One of the main differences between football in a stadium and football through television’s lens is the speed of the game. Everything and everybody moves in a frenzy, with the ball pinging around the field with impossible accuracy. The inevitable conclusion is that the game played on Premier League pitches and the one enjoyed by millions in parks and fields on a Sunday morning are, for all intents and purposes, entirely different sports. One can be played by men, women and children of all different shapes and sizes, the other is the sole preserve of the super athlete. Cristiano Ronaldo, Lionel Messi and the glinting few, each of them carved in the heavens and gifted to the game.
Parker existed alongside the Gods, in spite of being so obviously mortal. There were no tricks or flicks in his game, only that strangely effective three-point turn and miles of accompanying heart. Maybe that’s what allowed Parker’s contribution to endure? Despite a career which looks nomadic in retrospect, he was embraced by nearly every set of supporters he played for. His move to Chelsea from Charlton was a poor career decision and he played for Newcastle at a strange time in their history, but fans at West Ham, Tottenham and Fulham all grew a quick, deep and lasting appreciation for him, in spite of that transience.
But it’s not hard to understand why that was: he embodied the struggle of top-flight football. To watch him play, particularly without the ball, was to appreciate just how attritional the game is and how much of a physical toll it took. When Parker blocked a shot on the edge of his own box and left his feet to dispossess an opponent, he would have to peel himself off the floor afterwards and push himself back to his feet.
What he did clearly came at cost and that’s what we want to see: not super-athletes covering many miles a game without breaking a sweat, but someone who looks like us, conveys the attrition vividly, and who has to limp from the dressing-room to his car afterwards. People react to that, especially in England: it’s the same energy which fuels the reverence for Terry Butcher’s bleeding head and provides endless sympathy for Paul Gascoigne’s lifelong struggle with himself. It’s the cliched British fondness for the underdog. Parker never burrowed quite as deeply into the collective consciousness, but his reputation depends on many of the same sensitivities. He was yesterday’s man, fighting for his place in today. Someone who didn’t come with extravagance, pace, or even a body built for professional football, but who would nevertheless rise to its peak and, fleetingly, captain his country.

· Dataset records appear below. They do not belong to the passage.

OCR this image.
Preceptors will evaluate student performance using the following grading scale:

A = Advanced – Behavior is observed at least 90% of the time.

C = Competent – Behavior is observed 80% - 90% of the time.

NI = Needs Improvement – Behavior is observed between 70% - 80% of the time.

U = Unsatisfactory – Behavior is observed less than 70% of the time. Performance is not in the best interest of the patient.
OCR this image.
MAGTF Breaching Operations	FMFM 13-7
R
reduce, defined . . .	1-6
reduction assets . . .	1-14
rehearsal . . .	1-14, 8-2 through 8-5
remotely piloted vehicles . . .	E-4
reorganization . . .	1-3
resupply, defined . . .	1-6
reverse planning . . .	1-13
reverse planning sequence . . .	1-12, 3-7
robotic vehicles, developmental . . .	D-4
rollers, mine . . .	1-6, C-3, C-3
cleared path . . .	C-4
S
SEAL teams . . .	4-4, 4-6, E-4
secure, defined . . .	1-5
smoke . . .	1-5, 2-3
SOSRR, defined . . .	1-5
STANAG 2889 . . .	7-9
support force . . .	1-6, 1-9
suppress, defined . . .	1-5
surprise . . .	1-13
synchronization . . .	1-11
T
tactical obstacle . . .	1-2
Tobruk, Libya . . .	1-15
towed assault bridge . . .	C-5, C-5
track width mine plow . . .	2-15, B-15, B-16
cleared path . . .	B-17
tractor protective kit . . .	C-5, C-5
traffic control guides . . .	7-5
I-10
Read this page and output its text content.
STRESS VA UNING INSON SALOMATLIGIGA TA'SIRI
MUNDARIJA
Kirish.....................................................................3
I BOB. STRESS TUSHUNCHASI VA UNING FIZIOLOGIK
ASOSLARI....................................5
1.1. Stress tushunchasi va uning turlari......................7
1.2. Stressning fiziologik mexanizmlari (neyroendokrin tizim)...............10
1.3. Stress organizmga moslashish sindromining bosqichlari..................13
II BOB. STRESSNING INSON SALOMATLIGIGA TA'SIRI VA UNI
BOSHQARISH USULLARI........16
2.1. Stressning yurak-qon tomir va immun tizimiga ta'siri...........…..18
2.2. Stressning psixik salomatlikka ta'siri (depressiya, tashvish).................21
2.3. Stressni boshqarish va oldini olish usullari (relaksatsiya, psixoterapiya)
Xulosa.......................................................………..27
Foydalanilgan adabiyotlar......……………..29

Parker wasn’t inferior and neither did his career represent any kind of sporting miracle, but it still provided a re-emphasis of all sorts of blue-collar traits which were becoming less fashionable. He did his job. Most memorably at Spurs, he ground away in the shadows while Luka Modric danced in the light, sweeping the stage for those who were more talented; never have the hard yards looked more heroic.
And it is to Tottenham where he will now return, with the club announcing on Friday that he will become their u18 coach and ambassador. Inevitbaly, the reaction to that was entirely positive. Of course it was. Teenage prospects need technical guidance, but at that stage of their career – or life, even – they depend on the nourishing light of a role model. And who better to play that part than Parker, a man who existed at the top of the game by extracting every ounce of talent from his body.
Honesty, authenticity; that’s what he represented. He offered one of the last glimpses of a footballer in his original form, before the affectations arrives and before it became plainly obvious that they come from different worlds.